New aspects of studies on urban metal flows

Mass balances of various substances or materials, such as metals, usually have been established for large areas, e.g. countries or regions, like the European Union or the United States of America. An example of such an exercise - for copper in the EU + Poland - was presented in section 3.1. A good justification for this broad defininition of the boundaries of the system to be analysed is that both mining, primary production and secondary production units are present within the boundaries, together with the multitude of consumption sites. However, studies where the system is restricted to a smaller geographical area, e.g. to a single city, may have the advantage of being able to emphasize specific aspects, such as:

• the role and relative significance of diffuse sources of metal dispersion to the natural environment;

• the transformation and speciation of metals during transport from sources in society to the end depositories: and

• the possible exposure of sensitive environmental compartments to bioavailable species of metals.

In earlier studies of urban metal flows, the main focus was on analyses of flows of solid waste, storm water and waste-water. (Davidsson, 1978; Malmqvist, 1983). In later years, calculations of mass balances of metals in society have usually been initiated by authorities, either responsible for the sustainable use of materials in connection with sound management of natural resources or dealing with assessments of the environmental and health impacts of metals used in various applications.

In order to assess the impacts of urban metal flows on society's metal recycling systems and on the environment, a five-year research programme was launched in 1994 by the Swedish Environmental Protection Agency (SEPA, 1994) under the name of "Metals in the Urban and Forest Environment". The system boundaries of the study were the administrative border of Stockholm City, representing an area of 190 km2 with approximately 700,000 inhabitants. The study comprised flow analyses for the year 1995 of seven metals, in addition to the four metals (chromium, copper, nickel and zinc) treated in this report, also cadmium, lead and mercury were examined.

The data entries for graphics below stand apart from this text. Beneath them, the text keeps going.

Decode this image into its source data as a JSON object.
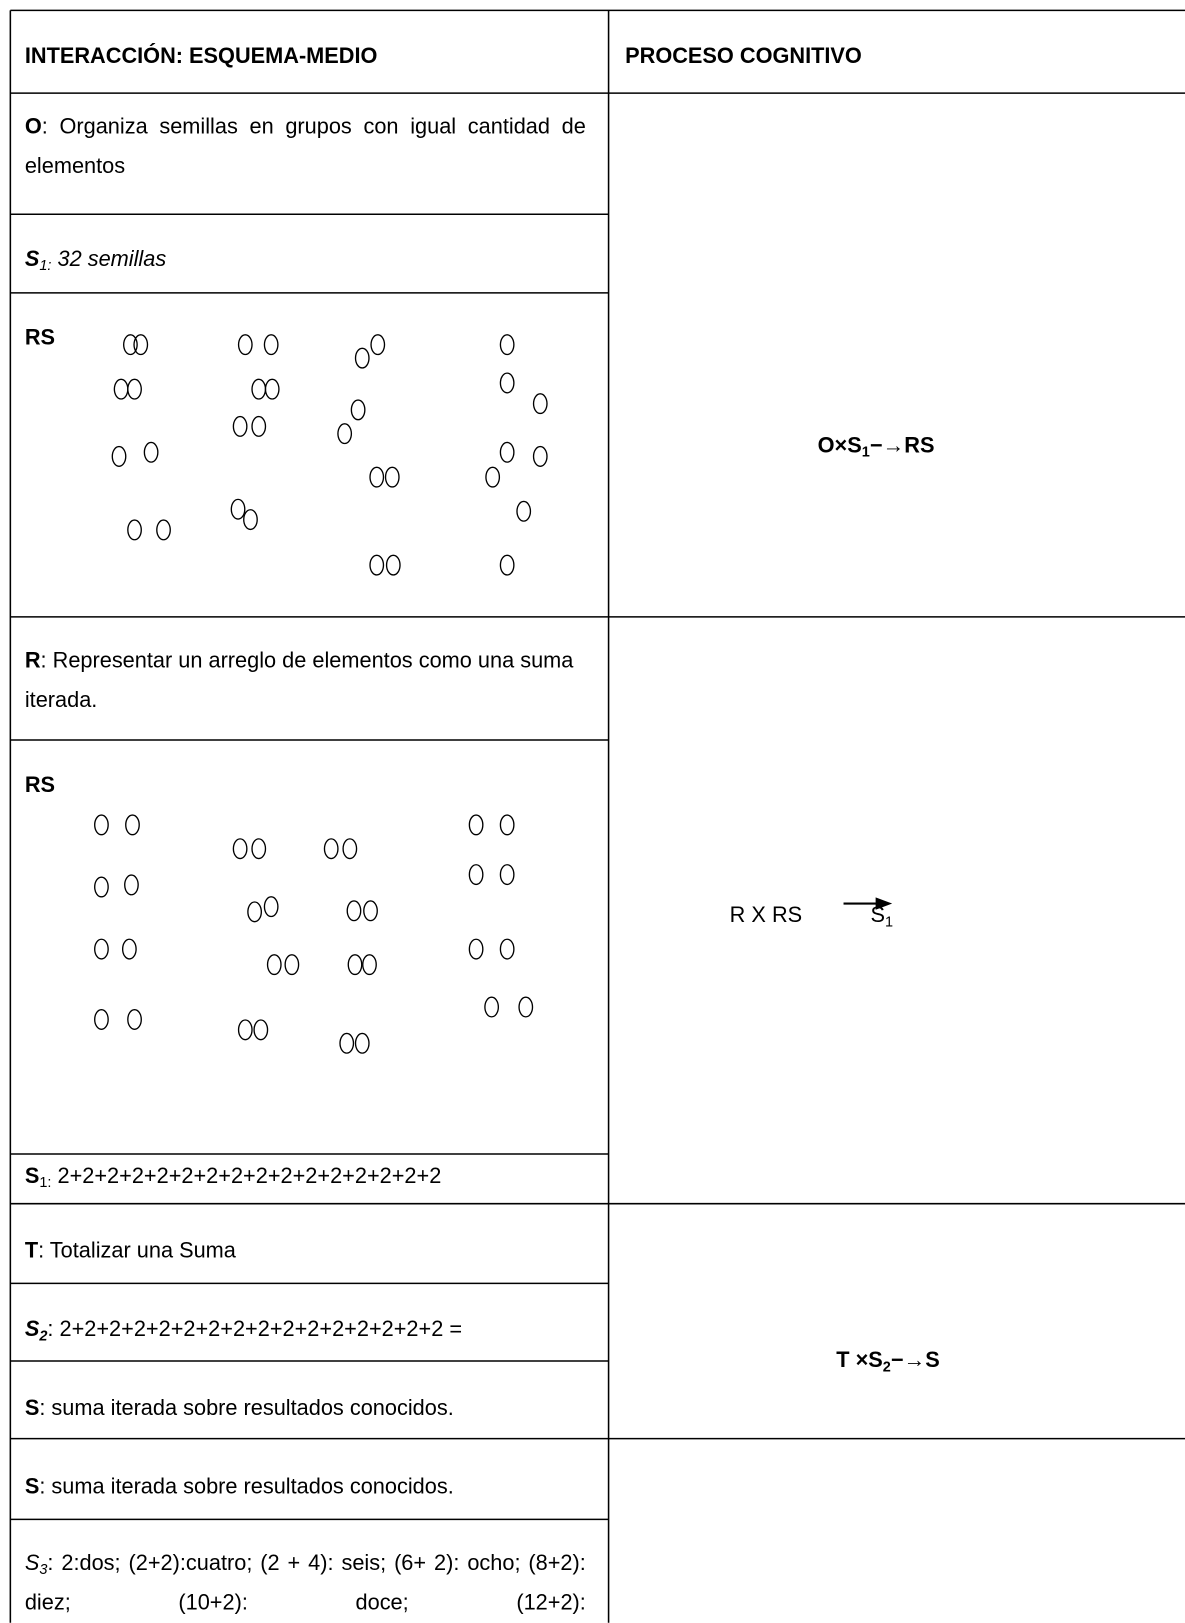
{
  "header": {
    "col1": "INTERACCIÓN: ESQUEMA-MEDIO",
    "col2": "PROCESO COGNITIVO"
  },
  "block1": {
    "o_label": "O",
    "o_text": ": Organiza semillas en grupos con igual cantidad de elementos",
    "s1_label": "S",
    "s1_sub": "1:",
    "s1_text": " 32 semillas",
    "rs_label": "RS",
    "process": {
      "a": "O×S",
      "sub": "1",
      "b": "−→RS"
    }
  },
  "block2": {
    "r_label": "R",
    "r_text": ": Representar un arreglo  de elementos como una suma iterada.",
    "rs_label": "RS",
    "s1_label": "S",
    "s1_sub": "1:",
    "s1_text": " 2+2+2+2+2+2+2+2+2+2+2+2+2+2+2+2",
    "process": {
      "a": "R X RS",
      "b": "S",
      "sub": "1"
    }
  },
  "block3": {
    "t_label": "T",
    "t_text": ": Totalizar una Suma",
    "s2_label": "S",
    "s2_sub": "2",
    "s2_text": ": 2+2+2+2+2+2+2+2+2+2+2+2+2+2+2+2 =",
    "s_label": "S",
    "s_text": ": suma iterada sobre resultados conocidos.",
    "process": {
      "a": "T ×S",
      "sub": "2",
      "b": "−→S"
    }
  },
  "block4": {
    "s_label": "S",
    "s_text": ": suma iterada sobre resultados conocidos.",
    "s3_label": "S",
    "s3_sub": "3",
    "s3_text": ": 2:dos; (2+2):cuatro; (2 + 4): seis; (6+ 2): ocho; (8+2): diez; (10+2): doce; (12+2):"
  }
}
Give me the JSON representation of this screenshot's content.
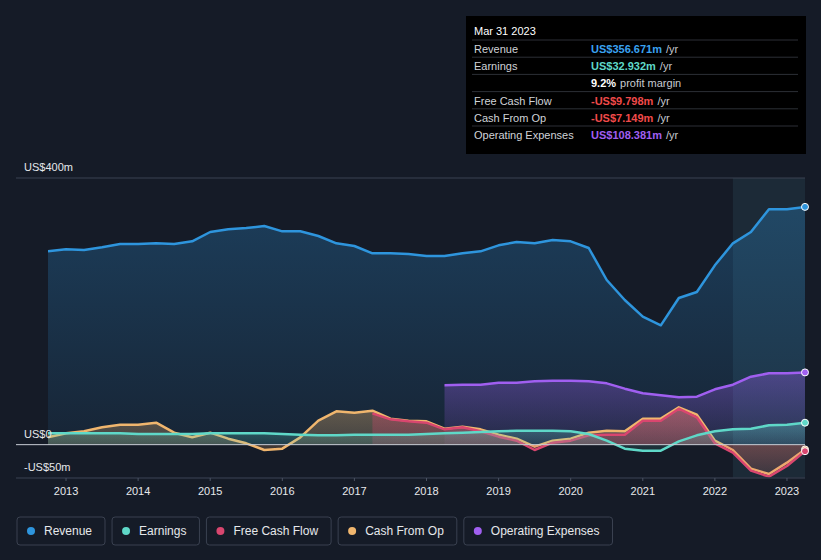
{
  "chart_data": {
    "type": "area",
    "x": [
      2012.75,
      2013,
      2013.25,
      2013.5,
      2013.75,
      2014,
      2014.25,
      2014.5,
      2014.75,
      2015,
      2015.25,
      2015.5,
      2015.75,
      2016,
      2016.25,
      2016.5,
      2016.75,
      2017,
      2017.25,
      2017.5,
      2017.75,
      2018,
      2018.25,
      2018.5,
      2018.75,
      2019,
      2019.25,
      2019.5,
      2019.75,
      2020,
      2020.25,
      2020.5,
      2020.75,
      2021,
      2021.25,
      2021.5,
      2021.75,
      2022,
      2022.25,
      2022.5,
      2022.75,
      2023,
      2023.25
    ],
    "xlim": [
      2012.75,
      2023.25
    ],
    "xticks": [
      2013,
      2014,
      2015,
      2016,
      2017,
      2018,
      2019,
      2020,
      2021,
      2022,
      2023
    ],
    "ylim": [
      -50,
      400
    ],
    "yticks": [
      {
        "value": -50,
        "label": "-US$50m"
      },
      {
        "value": 0,
        "label": "US$0"
      },
      {
        "value": 400,
        "label": "US$400m"
      }
    ],
    "grid": true,
    "legend": "bottom",
    "series": [
      {
        "name": "Revenue",
        "color": "#2e95dd",
        "values": [
          290,
          293,
          292,
          296,
          301,
          301,
          302,
          301,
          305,
          319,
          323,
          325,
          328,
          320,
          320,
          313,
          302,
          298,
          287,
          287,
          286,
          283,
          283,
          287,
          290,
          299,
          304,
          302,
          307,
          305,
          295,
          247,
          217,
          192,
          179,
          220,
          229,
          269,
          302,
          319,
          353,
          353,
          356.671
        ]
      },
      {
        "name": "Earnings",
        "color": "#5fd8c8",
        "values": [
          17,
          17,
          17,
          17,
          17,
          16,
          16,
          16,
          16,
          17,
          17,
          17,
          17,
          16,
          15,
          14,
          14,
          15,
          15,
          15,
          15,
          16,
          17,
          18,
          19,
          20,
          21,
          21,
          21,
          20,
          16,
          6,
          -6,
          -9,
          -9,
          5,
          14,
          20,
          23,
          24,
          29,
          30,
          32.932
        ]
      },
      {
        "name": "Free Cash Flow",
        "color": "#d9466f",
        "values": [
          null,
          null,
          null,
          null,
          null,
          null,
          null,
          null,
          null,
          null,
          null,
          null,
          null,
          null,
          null,
          null,
          null,
          null,
          47,
          38,
          35,
          33,
          23,
          26,
          20,
          12,
          6,
          -8,
          3,
          6,
          14,
          15,
          15,
          36,
          36,
          54,
          41,
          2,
          -12,
          -39,
          -48,
          -32,
          -9.798
        ]
      },
      {
        "name": "Cash From Op",
        "color": "#f0b66e",
        "values": [
          11,
          17,
          20,
          26,
          30,
          30,
          33,
          18,
          11,
          18,
          9,
          2,
          -8,
          -6,
          11,
          36,
          50,
          48,
          51,
          39,
          36,
          35,
          24,
          27,
          23,
          15,
          9,
          -3,
          6,
          9,
          18,
          21,
          20,
          39,
          39,
          56,
          45,
          6,
          -8,
          -36,
          -44,
          -27,
          -7.149
        ]
      },
      {
        "name": "Operating Expenses",
        "color": "#a05ff0",
        "values": [
          null,
          null,
          null,
          null,
          null,
          null,
          null,
          null,
          null,
          null,
          null,
          null,
          null,
          null,
          null,
          null,
          null,
          null,
          null,
          null,
          null,
          null,
          89,
          90,
          90,
          93,
          93,
          95,
          96,
          96,
          95,
          92,
          84,
          77,
          74,
          71,
          72,
          83,
          90,
          102,
          107,
          107,
          108.381
        ]
      }
    ]
  },
  "tooltip": {
    "title": "Mar 31 2023",
    "rows": [
      {
        "label": "Revenue",
        "value": "US$356.671m",
        "suffix": "/yr"
      },
      {
        "label": "Earnings",
        "value": "US$32.932m",
        "suffix": "/yr"
      },
      {
        "value": "9.2%",
        "suffix": "profit margin"
      },
      {
        "label": "Free Cash Flow",
        "value": "-US$9.798m",
        "suffix": "/yr"
      },
      {
        "label": "Cash From Op",
        "value": "-US$7.149m",
        "suffix": "/yr"
      },
      {
        "label": "Operating Expenses",
        "value": "US$108.381m",
        "suffix": "/yr"
      }
    ]
  }
}
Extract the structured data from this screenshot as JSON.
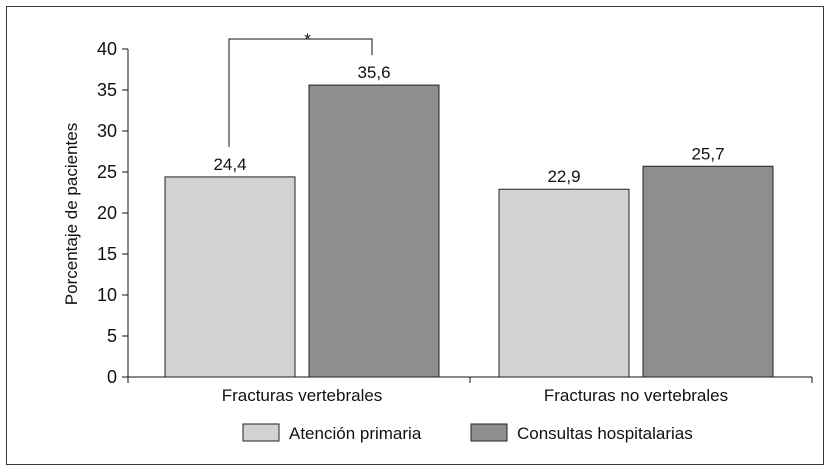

Industrial handling of metals was quite extensive in Stockholm in the beginning of the 20th century. At that time, the city had a diversified industry consisting of e.g. tanneries, foundries, battery and rubber factories, impregnation and galvanisation plants, gas, dye and printing works (Bergbäck et al., 2001) - all with handling of metals and, consequently, with considerable metal emissions to the surrounding environment. Today, metal-emitting industries have almost disappeared from the city of Stockholm, the economy of which is now dominated by the service, trade and financial sectors, in addition to activities related to the central administration of the country. The city is located on the very short river, Norrström, connecting Lake Mälaren (Sweden's third largest lake) with the Baltic Sea.